On the first example with group0 and group3 where each is a different gaussian, we see a mean log expression around the expected 0.375 value in group 0, 1 in group 3. We see that the fold-change is around 25% (this is the real fold-change, not log transformed).

Now if we have a look to the subsamples of cells (300 and 500 cells) and perform the same analysis:

In [3]: # Get data
   ...: means1 = np.genfromtxt('../example/first_example_1d_cellgroup1_1-3gauss_25_means.txt.gz')
   ...: print(f'Values of mean in cellgroup1: {means1}')
   ...: means2 = np.genfromtxt('../example/first_example_1d_cellgroup2_1-3gauss_25_means.txt.gz')
   ...: print(f'Values of mean in cellgroup2: {means2}')
   ...: # Shuffle means2
   ...: np.random.shuffle(means2)
   ...: print(f'Mean log expression in cellgroup1: {np.quantile(means1, my_quantiles)}')
   ...: print(f'Mean log expression in cellgroup2: {np.quantile(means2, my_quantiles)}')

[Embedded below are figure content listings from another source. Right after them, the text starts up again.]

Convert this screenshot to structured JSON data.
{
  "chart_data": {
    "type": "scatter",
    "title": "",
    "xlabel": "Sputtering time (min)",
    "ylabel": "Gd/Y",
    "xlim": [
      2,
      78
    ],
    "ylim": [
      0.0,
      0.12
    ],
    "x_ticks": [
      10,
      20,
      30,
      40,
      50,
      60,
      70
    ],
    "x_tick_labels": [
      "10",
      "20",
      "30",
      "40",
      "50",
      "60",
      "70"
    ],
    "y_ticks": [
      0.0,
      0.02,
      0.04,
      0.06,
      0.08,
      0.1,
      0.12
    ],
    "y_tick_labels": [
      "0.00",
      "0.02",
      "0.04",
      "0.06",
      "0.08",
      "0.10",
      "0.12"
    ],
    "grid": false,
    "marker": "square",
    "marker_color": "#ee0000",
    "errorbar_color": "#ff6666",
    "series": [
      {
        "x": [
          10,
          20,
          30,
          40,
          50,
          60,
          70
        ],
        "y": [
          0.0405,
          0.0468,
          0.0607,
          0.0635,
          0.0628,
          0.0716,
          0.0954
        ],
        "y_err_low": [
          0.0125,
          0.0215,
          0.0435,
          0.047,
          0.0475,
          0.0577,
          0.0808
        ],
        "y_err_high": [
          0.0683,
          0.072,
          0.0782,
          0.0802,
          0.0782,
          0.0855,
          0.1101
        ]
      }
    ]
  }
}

   ...: fc = [delog(x1) / delog(x2) for x1, x2 in zip(means1, means2)]
   ...: print(f'Estimation of fold-change: {np.quantile(fc,  my_quantiles)}')
   ...: 
Values of mean in cellgroup1: [0.66035127 0.66035127 0.62547552 ... 0.62783495 0.62783495 0.62783495]
Values of mean in cellgroup2: [0.68203872 0.69214061 0.71198453 ... 0.70698152 0.70698152 0.70698152]

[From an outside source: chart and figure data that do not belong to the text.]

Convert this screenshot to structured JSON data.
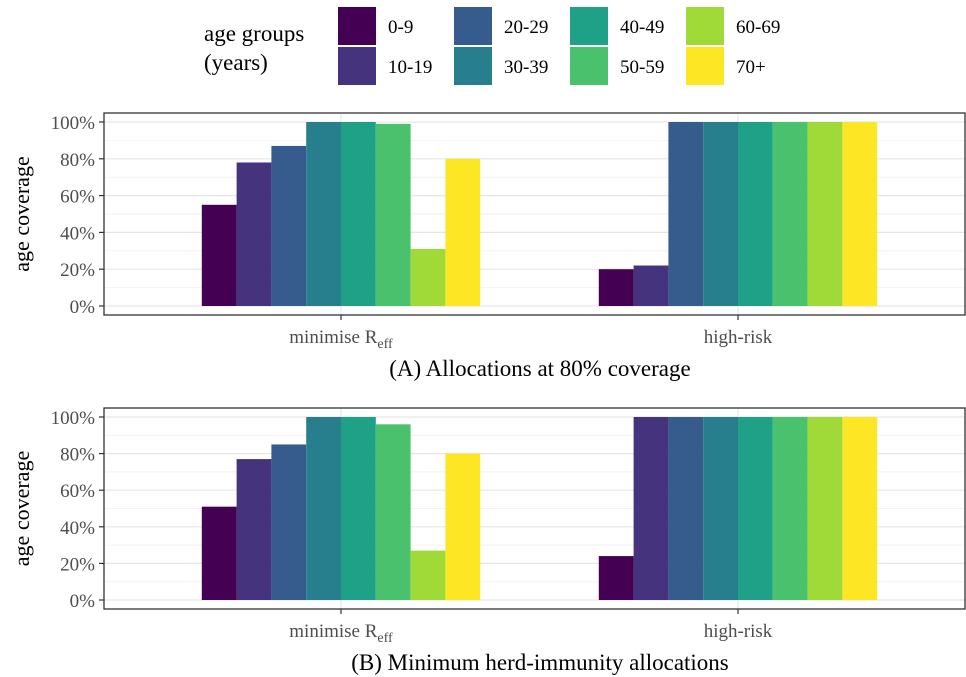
{
  "legend": {
    "title_line1": "age groups",
    "title_line2": "(years)"
  },
  "chart_data": [
    {
      "type": "bar",
      "title": "(A) Allocations at 80% coverage",
      "ylabel": "age coverage",
      "xlabel": "",
      "ylim": [
        0,
        100
      ],
      "yticks": [
        "0%",
        "20%",
        "40%",
        "60%",
        "80%",
        "100%"
      ],
      "grid": true,
      "legend_position": "top",
      "categories": [
        "minimise R_eff",
        "high-risk"
      ],
      "series": [
        {
          "name": "0-9",
          "color": "#440154",
          "values": [
            55,
            20
          ]
        },
        {
          "name": "10-19",
          "color": "#46337e",
          "values": [
            78,
            22
          ]
        },
        {
          "name": "20-29",
          "color": "#365c8d",
          "values": [
            87,
            100
          ]
        },
        {
          "name": "30-39",
          "color": "#277f8e",
          "values": [
            100,
            100
          ]
        },
        {
          "name": "40-49",
          "color": "#1fa187",
          "values": [
            100,
            100
          ]
        },
        {
          "name": "50-59",
          "color": "#4ac16d",
          "values": [
            99,
            100
          ]
        },
        {
          "name": "60-69",
          "color": "#a0da39",
          "values": [
            31,
            100
          ]
        },
        {
          "name": "70+",
          "color": "#fde725",
          "values": [
            80,
            100
          ]
        }
      ]
    },
    {
      "type": "bar",
      "title": "(B) Minimum herd-immunity allocations",
      "ylabel": "age coverage",
      "xlabel": "",
      "ylim": [
        0,
        100
      ],
      "yticks": [
        "0%",
        "20%",
        "40%",
        "60%",
        "80%",
        "100%"
      ],
      "grid": true,
      "legend_position": "top",
      "categories": [
        "minimise R_eff",
        "high-risk"
      ],
      "series": [
        {
          "name": "0-9",
          "color": "#440154",
          "values": [
            51,
            24
          ]
        },
        {
          "name": "10-19",
          "color": "#46337e",
          "values": [
            77,
            100
          ]
        },
        {
          "name": "20-29",
          "color": "#365c8d",
          "values": [
            85,
            100
          ]
        },
        {
          "name": "30-39",
          "color": "#277f8e",
          "values": [
            100,
            100
          ]
        },
        {
          "name": "40-49",
          "color": "#1fa187",
          "values": [
            100,
            100
          ]
        },
        {
          "name": "50-59",
          "color": "#4ac16d",
          "values": [
            96,
            100
          ]
        },
        {
          "name": "60-69",
          "color": "#a0da39",
          "values": [
            27,
            100
          ]
        },
        {
          "name": "70+",
          "color": "#fde725",
          "values": [
            80,
            100
          ]
        }
      ]
    }
  ]
}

Mean log expression in cellgroup1: [0.6161945  0.64620379 0.67630369]
Mean log expression in cellgroup2: [0.66763529 0.69110072 0.71426981]
Estimation of fold-change: [0.8423754  0.91214824 0.9865969 ]

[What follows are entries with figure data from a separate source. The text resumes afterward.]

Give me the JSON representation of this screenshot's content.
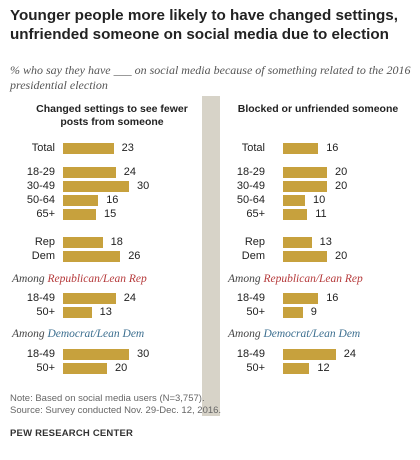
{
  "title": "Younger people more likely to have changed settings, unfriended someone on social media due to election",
  "subtitle": "% who say they have ___ on social media because of something related to the 2016 presidential election",
  "chart_data": {
    "type": "bar",
    "orientation": "horizontal",
    "panels": [
      {
        "title": "Changed settings to see fewer posts from someone"
      },
      {
        "title": "Blocked or unfriended someone"
      }
    ],
    "rows": [
      {
        "label": "Total",
        "values": [
          23,
          16
        ]
      },
      {
        "label": "18-29",
        "values": [
          24,
          20
        ]
      },
      {
        "label": "30-49",
        "values": [
          30,
          20
        ]
      },
      {
        "label": "50-64",
        "values": [
          16,
          10
        ]
      },
      {
        "label": "65+",
        "values": [
          15,
          11
        ]
      },
      {
        "label": "Rep",
        "values": [
          18,
          13
        ]
      },
      {
        "label": "Dem",
        "values": [
          26,
          20
        ]
      },
      {
        "label": "18-49",
        "group": "rep",
        "values": [
          24,
          16
        ]
      },
      {
        "label": "50+",
        "group": "rep",
        "values": [
          13,
          9
        ]
      },
      {
        "label": "18-49",
        "group": "dem",
        "values": [
          30,
          24
        ]
      },
      {
        "label": "50+",
        "group": "dem",
        "values": [
          20,
          12
        ]
      }
    ],
    "groups": {
      "rep": {
        "prefix": "Among",
        "name": "Republican/Lean Rep"
      },
      "dem": {
        "prefix": "Among",
        "name": "Democrat/Lean Dem"
      }
    },
    "bar_color": "#c7a13d",
    "rep_color": "#b5393a",
    "dem_color": "#3b6e8f"
  },
  "note": "Note: Based on social media users (N=3,757).",
  "source": "Source: Survey conducted Nov. 29-Dec. 12, 2016.",
  "brand": "PEW RESEARCH CENTER"
}
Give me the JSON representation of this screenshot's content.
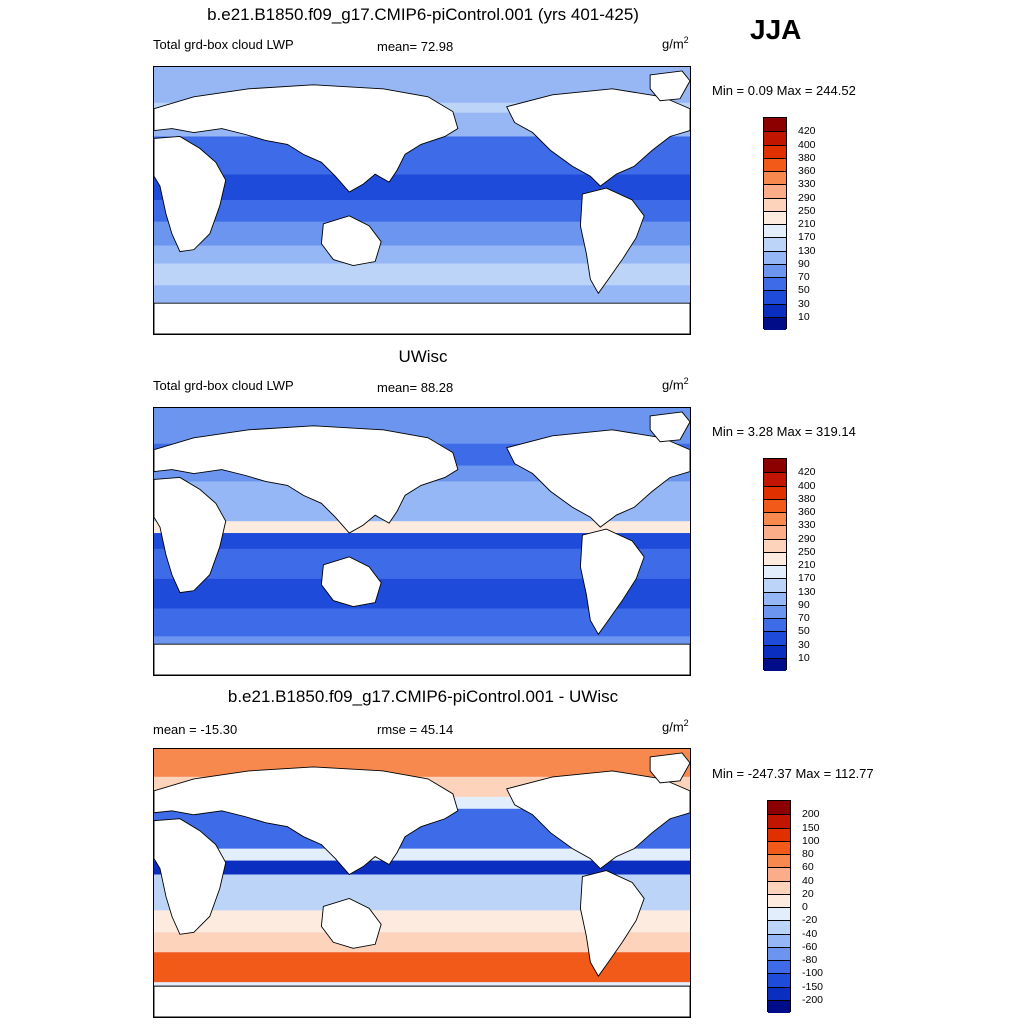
{
  "season_label": "JJA",
  "panels": [
    {
      "title": "b.e21.B1850.f09_g17.CMIP6-piControl.001 (yrs 401-425)",
      "left_label": "Total grd-box cloud LWP",
      "center_label": "mean=  72.98",
      "unit_base": "g/m",
      "unit_sup": "2",
      "range_label": "Min =   0.09 Max = 244.52",
      "style": "abs1"
    },
    {
      "title": "UWisc",
      "left_label": "Total grd-box cloud LWP",
      "center_label": "mean=  88.28",
      "unit_base": "g/m",
      "unit_sup": "2",
      "range_label": "Min =   3.28 Max = 319.14",
      "style": "abs2"
    },
    {
      "title": "b.e21.B1850.f09_g17.CMIP6-piControl.001 - UWisc",
      "left_label": "mean = -15.30",
      "center_label": "rmse =  45.14",
      "unit_base": "g/m",
      "unit_sup": "2",
      "range_label": "Min = -247.37 Max = 112.77",
      "style": "diff"
    }
  ],
  "legends": {
    "absolute": {
      "ticks": [
        "420",
        "400",
        "380",
        "360",
        "330",
        "290",
        "250",
        "210",
        "170",
        "130",
        "90",
        "70",
        "50",
        "30",
        "10"
      ],
      "colors": [
        "#8c0000",
        "#c21500",
        "#e03000",
        "#f25a1a",
        "#f7894e",
        "#fbac88",
        "#fdd3bc",
        "#fdebe0",
        "#e2eefc",
        "#bcd4f8",
        "#95b7f5",
        "#6b95ef",
        "#3e6be8",
        "#1f4bdb",
        "#0a2fc0",
        "#000c88"
      ]
    },
    "difference": {
      "ticks": [
        "200",
        "150",
        "100",
        "80",
        "60",
        "40",
        "20",
        "0",
        "-20",
        "-40",
        "-60",
        "-80",
        "-100",
        "-150",
        "-200"
      ],
      "colors": [
        "#8c0000",
        "#c21500",
        "#e03000",
        "#f25a1a",
        "#f7894e",
        "#fbac88",
        "#fdd3bc",
        "#fdebe0",
        "#e2eefc",
        "#bcd4f8",
        "#95b7f5",
        "#6b95ef",
        "#3e6be8",
        "#1f4bdb",
        "#0a2fc0",
        "#000c88"
      ]
    }
  }
}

In [4]: x1, x2 = np.random.normal(1, 0.1, len(means1)), np.random.normal(3, 0.1, len(means2))
   ...: fig, axs = plt.subplots(1, 2)
   ...: axs[0].scatter(x1, means1, s=1, alpha=0.01)
   ...: axs[0].scatter(x2, means2, s=1, alpha=0.01)
   ...: axs[0].set_ylim(0, )
   ...: axs[0].set_ylabel('log(1 + expression * 10\'000)')
   ...: axs[0].set_xticks([1, 3])
   ...: axs[0].set_xticklabels(['cellgroup1', 'cellgroup2'], fontsize='x-large')
   ...: axs[1].scatter(x1[:len(fc)], fc, s=1, alpha=0.01)
   ...: axs[1].set_xticks([1])
   ...: axs[1].set_xticklabels(['fold-change'], fontsize='x-large')
   ...: axs[1].set_ylim(0, )
   ...: axs[1].set_ylabel('Fold-change (not log transformed)')
   ...: fig.tight_layout()
   ...: 
../../_images/fc_cellgroup.png

Here, we can see that the fold-change is slightly below 1.